In August last year, religious leaders, local and national government officials created a taskforce to duel to Accra’s increasing noise levels, concentrate on education and enforcement.

Gifty
Gifty Gbana, zonal head of the environmental health and sanitation division at La Nkwantanang Madina Municipal Assembly, Accra. Photo: Stacey Knott

” People have become very interested and aware of the jeopardy that noise constitutes, so now the number of complaints are coming ,” says John Tettey, a taskforce member and head of the education department at the EPA.

Samuel Teye Doku was at the August taskforce meeting representing independent faiths. He personally sees religions within his organisation to ensure they don’t realize excess interference.” The Bible taught us noise-making- God says we should use instruments ,” he says,” but that doesn’t pay us the opportunity to misuse God’s work .”

There are some religions taking preemptive measurements, such as the Tesano Baptist church, which has invested over the years in new paraphernalium and changed its interior design in order to reduce noise levels. Members of the parish had complained about too-loud business, says executive Kenneth Palme.” Loud sound doesn’t necessarily mean good seem ,” he says.

When religions do not govern their noise, going to see courtroom can take a lot of time and effort due to Ghana’s notoriously slow legal processes. It took 14 years of tenacity and” unspeakable sting and suffer” for two tenants in the suburbs of Accra to be awarded mars in a high court ruling against two noisy neighbouring churches.

The January 2019 decree laid down by a story of complaints, words, sees and flunked territory tribunal activity, as well as a blatant re-zoning by local authorities of one of the church belongings to allow it to continue to hold services despite the complaints.

The ruling found both religions in breach of build rules and regulations. They were penalty for inducing a nuisance, and the municipal chief executive was fined” for reckless disregard” of the two residents’ rights to” quiet enjoyment of their owneds “.

‘My fear is my baby will have a discovering problem’

Such bureaucracy was what stopped Isaac from following through on his grumbles to local authorities- about a clergyman who appears intent on keeping on with his urging regardless of the complaints.

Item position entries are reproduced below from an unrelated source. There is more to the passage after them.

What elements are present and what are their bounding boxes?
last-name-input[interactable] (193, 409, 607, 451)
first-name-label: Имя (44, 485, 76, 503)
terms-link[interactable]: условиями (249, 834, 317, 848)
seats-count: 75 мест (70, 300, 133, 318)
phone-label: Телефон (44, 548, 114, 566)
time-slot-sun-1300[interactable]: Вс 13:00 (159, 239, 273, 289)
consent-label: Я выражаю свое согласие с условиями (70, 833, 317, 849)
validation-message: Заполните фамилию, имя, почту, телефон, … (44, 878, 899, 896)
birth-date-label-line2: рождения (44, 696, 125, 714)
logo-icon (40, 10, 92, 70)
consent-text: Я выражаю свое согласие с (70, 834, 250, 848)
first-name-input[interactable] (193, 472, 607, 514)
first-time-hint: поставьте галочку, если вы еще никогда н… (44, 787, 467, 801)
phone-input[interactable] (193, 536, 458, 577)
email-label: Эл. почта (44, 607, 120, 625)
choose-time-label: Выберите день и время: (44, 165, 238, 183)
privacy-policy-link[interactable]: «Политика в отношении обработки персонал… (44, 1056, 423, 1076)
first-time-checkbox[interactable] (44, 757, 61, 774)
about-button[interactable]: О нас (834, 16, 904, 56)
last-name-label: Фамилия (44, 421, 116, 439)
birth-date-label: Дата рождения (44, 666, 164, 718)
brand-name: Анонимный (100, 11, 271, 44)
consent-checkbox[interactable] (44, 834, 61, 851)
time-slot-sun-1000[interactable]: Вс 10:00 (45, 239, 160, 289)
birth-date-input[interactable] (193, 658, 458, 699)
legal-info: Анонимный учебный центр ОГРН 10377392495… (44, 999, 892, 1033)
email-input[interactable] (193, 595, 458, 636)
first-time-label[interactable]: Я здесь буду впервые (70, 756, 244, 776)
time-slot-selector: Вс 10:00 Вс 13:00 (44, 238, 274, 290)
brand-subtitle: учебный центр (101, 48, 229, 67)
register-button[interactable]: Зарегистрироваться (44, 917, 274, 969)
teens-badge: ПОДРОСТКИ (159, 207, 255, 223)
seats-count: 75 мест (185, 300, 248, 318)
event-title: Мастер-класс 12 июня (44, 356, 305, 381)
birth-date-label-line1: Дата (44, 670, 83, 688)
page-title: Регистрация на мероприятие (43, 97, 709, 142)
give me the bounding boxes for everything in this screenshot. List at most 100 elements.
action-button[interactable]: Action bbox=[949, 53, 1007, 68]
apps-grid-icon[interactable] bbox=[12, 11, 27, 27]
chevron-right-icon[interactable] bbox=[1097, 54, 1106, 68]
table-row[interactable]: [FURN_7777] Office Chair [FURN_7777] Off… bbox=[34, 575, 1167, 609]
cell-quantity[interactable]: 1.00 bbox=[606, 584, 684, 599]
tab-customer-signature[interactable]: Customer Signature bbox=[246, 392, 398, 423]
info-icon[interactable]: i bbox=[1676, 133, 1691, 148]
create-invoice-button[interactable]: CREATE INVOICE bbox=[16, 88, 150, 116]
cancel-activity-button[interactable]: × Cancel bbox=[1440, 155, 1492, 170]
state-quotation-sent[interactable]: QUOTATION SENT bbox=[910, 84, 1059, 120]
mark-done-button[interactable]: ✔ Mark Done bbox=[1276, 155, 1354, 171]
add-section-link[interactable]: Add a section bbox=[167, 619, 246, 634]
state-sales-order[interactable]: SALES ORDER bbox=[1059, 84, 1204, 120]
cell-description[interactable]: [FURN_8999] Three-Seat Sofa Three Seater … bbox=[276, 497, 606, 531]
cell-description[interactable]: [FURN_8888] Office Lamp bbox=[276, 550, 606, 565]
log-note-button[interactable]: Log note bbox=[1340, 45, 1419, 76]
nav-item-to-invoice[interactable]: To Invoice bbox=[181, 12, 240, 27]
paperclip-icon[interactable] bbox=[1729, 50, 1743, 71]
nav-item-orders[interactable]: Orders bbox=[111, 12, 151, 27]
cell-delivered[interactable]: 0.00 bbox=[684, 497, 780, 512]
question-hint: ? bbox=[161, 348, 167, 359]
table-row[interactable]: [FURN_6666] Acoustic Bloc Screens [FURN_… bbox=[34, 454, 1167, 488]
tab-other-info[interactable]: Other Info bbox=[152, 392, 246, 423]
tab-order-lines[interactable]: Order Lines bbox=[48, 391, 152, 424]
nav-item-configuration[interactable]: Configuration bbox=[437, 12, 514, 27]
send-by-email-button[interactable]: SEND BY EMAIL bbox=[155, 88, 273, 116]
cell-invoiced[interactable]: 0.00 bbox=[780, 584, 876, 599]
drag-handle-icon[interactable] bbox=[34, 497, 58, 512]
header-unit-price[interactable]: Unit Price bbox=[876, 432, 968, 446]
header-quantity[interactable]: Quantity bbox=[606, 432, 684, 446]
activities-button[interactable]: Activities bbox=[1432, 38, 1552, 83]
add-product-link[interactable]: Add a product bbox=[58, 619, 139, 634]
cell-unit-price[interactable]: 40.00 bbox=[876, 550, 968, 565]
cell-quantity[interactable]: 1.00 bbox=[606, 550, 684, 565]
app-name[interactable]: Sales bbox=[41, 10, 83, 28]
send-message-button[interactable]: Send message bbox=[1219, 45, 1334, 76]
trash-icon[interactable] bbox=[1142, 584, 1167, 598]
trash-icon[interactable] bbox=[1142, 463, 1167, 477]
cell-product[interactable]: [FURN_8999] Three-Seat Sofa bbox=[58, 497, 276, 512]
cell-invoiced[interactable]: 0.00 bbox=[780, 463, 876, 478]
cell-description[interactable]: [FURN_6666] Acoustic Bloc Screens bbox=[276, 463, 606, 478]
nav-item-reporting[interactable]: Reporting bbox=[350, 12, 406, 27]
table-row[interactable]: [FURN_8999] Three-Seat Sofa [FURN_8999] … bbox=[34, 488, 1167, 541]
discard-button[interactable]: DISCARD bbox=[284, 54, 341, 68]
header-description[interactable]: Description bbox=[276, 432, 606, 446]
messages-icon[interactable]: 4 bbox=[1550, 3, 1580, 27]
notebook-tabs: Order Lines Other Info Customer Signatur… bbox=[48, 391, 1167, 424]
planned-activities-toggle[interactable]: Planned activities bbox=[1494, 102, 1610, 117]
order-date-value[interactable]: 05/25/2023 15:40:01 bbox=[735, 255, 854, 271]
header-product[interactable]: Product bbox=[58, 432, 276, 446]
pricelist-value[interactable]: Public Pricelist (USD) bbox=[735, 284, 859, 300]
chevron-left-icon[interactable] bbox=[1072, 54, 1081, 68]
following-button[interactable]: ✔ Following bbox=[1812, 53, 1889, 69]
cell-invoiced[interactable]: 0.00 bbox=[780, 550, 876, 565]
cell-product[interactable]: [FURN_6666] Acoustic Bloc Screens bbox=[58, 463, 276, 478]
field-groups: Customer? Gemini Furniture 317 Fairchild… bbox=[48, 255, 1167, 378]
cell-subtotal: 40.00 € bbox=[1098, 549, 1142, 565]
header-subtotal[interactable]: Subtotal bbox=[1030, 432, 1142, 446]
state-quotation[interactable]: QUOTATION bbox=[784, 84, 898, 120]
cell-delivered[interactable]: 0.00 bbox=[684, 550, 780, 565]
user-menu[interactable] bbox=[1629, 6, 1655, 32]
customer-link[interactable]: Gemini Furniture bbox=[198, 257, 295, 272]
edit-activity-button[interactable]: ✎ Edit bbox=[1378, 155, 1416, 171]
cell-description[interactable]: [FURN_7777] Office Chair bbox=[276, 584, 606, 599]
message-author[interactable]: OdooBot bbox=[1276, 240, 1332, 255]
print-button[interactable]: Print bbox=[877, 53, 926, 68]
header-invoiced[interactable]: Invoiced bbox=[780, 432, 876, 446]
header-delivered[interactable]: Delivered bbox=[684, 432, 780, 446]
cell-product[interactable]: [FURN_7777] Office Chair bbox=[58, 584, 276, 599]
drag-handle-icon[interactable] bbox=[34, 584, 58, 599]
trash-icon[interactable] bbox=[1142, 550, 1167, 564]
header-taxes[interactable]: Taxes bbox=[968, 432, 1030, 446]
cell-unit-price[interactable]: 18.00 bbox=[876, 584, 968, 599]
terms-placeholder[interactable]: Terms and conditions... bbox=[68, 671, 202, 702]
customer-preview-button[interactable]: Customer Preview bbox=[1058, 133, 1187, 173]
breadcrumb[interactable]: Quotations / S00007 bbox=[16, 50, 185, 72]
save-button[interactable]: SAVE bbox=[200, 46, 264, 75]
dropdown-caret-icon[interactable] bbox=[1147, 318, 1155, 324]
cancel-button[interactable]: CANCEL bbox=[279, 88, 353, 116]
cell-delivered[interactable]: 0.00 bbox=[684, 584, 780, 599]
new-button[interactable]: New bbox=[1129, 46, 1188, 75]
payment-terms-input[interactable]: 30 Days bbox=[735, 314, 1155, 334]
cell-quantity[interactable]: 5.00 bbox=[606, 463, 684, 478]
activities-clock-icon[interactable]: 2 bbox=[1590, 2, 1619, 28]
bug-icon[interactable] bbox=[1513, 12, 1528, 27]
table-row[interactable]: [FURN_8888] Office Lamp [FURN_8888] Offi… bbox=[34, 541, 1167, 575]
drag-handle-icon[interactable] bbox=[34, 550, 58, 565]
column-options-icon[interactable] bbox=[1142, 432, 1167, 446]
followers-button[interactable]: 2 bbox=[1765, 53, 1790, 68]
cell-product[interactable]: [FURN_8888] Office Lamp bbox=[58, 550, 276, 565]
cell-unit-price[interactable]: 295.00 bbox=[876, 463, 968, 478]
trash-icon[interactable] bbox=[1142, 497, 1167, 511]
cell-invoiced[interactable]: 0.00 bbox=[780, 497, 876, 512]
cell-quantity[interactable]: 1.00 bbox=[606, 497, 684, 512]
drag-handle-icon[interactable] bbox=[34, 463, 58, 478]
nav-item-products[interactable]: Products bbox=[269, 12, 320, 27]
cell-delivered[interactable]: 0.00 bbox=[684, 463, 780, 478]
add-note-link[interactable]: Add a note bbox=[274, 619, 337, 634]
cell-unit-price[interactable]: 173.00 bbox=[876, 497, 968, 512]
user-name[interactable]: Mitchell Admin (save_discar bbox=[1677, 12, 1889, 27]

The noise does Isaac feel like a bad father and partner, he says in the front room of the smaller one-bedroom apartment he hires in a family house in Madina.

When he moved in, in mid-2 016, he saw no problem with the small prayer busines held by his neighbour. Nonetheless, since then, he says his neighbour has started impounding very loud church services, screaming into a microphone in the nights along with 10 worshippers.

Isaac only began to complain when his son was birth in early 2018.

” My fear is that my baby will have a sounding problem in the future …[ but] when you deplore they see you as evil ,” says Isaac, who is himself a Christian.

After reporting the matter to the EPA, he gave up grumbling, feeling his concern was being guided between local and national agencies. With his tenancy rental culminating in April, he and his family are counting down the weeks until they move out.